Sunday, January 27, 2013

Value Stock versus Growth Stock

now, if we cut the crap and look straight into the framework of Modern Portfolio Theory (MPT), we can safely said that the theory is an optimisation technique used to minimise the risk and return tradeoff.

to do so, the idea of diversification of financial instruments is introduced. that is to said, one should invest in a range of financial products such as bonds, equities, real estate and some hedge funds even go as far as to purchase a contract of a football player in the english premier league to further amplify the effect of risk diversification.

this article will focus on a small part of available financial instruments in the market that is equities. equities in general can be classified into a few type that is

1. large capital versus small capital
2. value versus growth
3. domestic versus foreign
4. emerging versus developed

i believe that the terms itself are self explanatory, so let's just zoom in further and look into the type 2 category (value vs growth) stocks.

in general, value stock is the kind of stocks that is characterised as LOW RATIOS OF MARKET PRICE PER SHARE TO VARIOUS MEASURE OF VALUES, UNDERVALUED AND CYCLICAL while growth stocks are generally in HIGH RATIOS OF MARKET PRICE PER SHARE TO VARIOUS MEASURE OF VALUES, HIGH GROWTH AND NON CYCLICAL in nature.

the recognition of the concept of value and growth stock is important as it serve as a guid to the kind of investment strategy one would pursue. dividing the timeline into a short and long term perspective, we can easily observe that both types of stock outperform one another.

in the short run, growth stock reigns over value stocks as investor focuses much more on the growth prospect of a company and thus growth stocks are able to outperform value stocks. Although it is a short run phenomena, the outperformance can last for years before value stocks outperform growth stocks.

in the long run, the value stock outperforms value stocks mainly on its valuation. As people realise the true value of a firm, there's a tendency for the price level to adjust to its true value and thus outperforming the growth stocks. Researchers have shown that valuation (appreciation of value stock) explains 80% of value stock returns in the long run.
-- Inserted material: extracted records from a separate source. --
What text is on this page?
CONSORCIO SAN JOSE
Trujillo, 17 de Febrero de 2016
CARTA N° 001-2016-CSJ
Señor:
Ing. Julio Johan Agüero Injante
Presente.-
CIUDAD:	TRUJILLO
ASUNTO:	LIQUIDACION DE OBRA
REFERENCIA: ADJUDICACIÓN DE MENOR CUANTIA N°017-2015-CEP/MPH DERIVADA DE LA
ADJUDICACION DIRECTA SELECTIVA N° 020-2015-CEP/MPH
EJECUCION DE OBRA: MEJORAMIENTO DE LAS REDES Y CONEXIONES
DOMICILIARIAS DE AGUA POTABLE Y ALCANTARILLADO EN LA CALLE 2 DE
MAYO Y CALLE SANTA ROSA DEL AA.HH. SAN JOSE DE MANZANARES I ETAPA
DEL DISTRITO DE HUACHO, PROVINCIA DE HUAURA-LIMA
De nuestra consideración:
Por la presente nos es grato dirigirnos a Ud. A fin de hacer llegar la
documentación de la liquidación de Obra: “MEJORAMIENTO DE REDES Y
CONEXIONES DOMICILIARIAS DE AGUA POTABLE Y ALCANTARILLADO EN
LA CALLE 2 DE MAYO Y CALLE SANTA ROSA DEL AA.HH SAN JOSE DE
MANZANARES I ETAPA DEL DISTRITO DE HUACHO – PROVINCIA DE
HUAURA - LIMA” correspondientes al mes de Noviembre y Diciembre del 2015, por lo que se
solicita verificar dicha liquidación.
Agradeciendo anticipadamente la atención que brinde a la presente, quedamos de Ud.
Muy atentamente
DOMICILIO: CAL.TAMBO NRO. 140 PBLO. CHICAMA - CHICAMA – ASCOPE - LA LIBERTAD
behavioural wise, it seems that investors are dictated with two types of emotional flavours namely fear (risk aversion) and greed (risk taking). value stocks can be seen as risk taking behaviour as it has a low growth-low price characteristic, signalling a potential lack of interest among the investors to hold the stocks. hence investing in such stocks are generally a form of risk taking behaviour.

as for growth stocks, the high price of growth stocks and its growth prospects ensures a "guaranteed return" in the near future. the market interest in them is characterised by a herding behaviour effect, ensuring the stock price to continue to rise above it's intrinsic value. this false sense of security by investor can be seen as a form of risk aversion towards risk in the financial market.

the implication is
1. During good economic climate, value stocks are harder to find as investors would be encouraged to shift gears into taking a greater risk.

2. During bad economic climate, growth stock takes hold as investors become risk averse and value stocks are very easy to find.

this would mean that value investors are more likely to find value stocks during economic crisis than a boom period. explaining why so many investors who pursue a "buy low sell high" strategy would enter the market during a recession.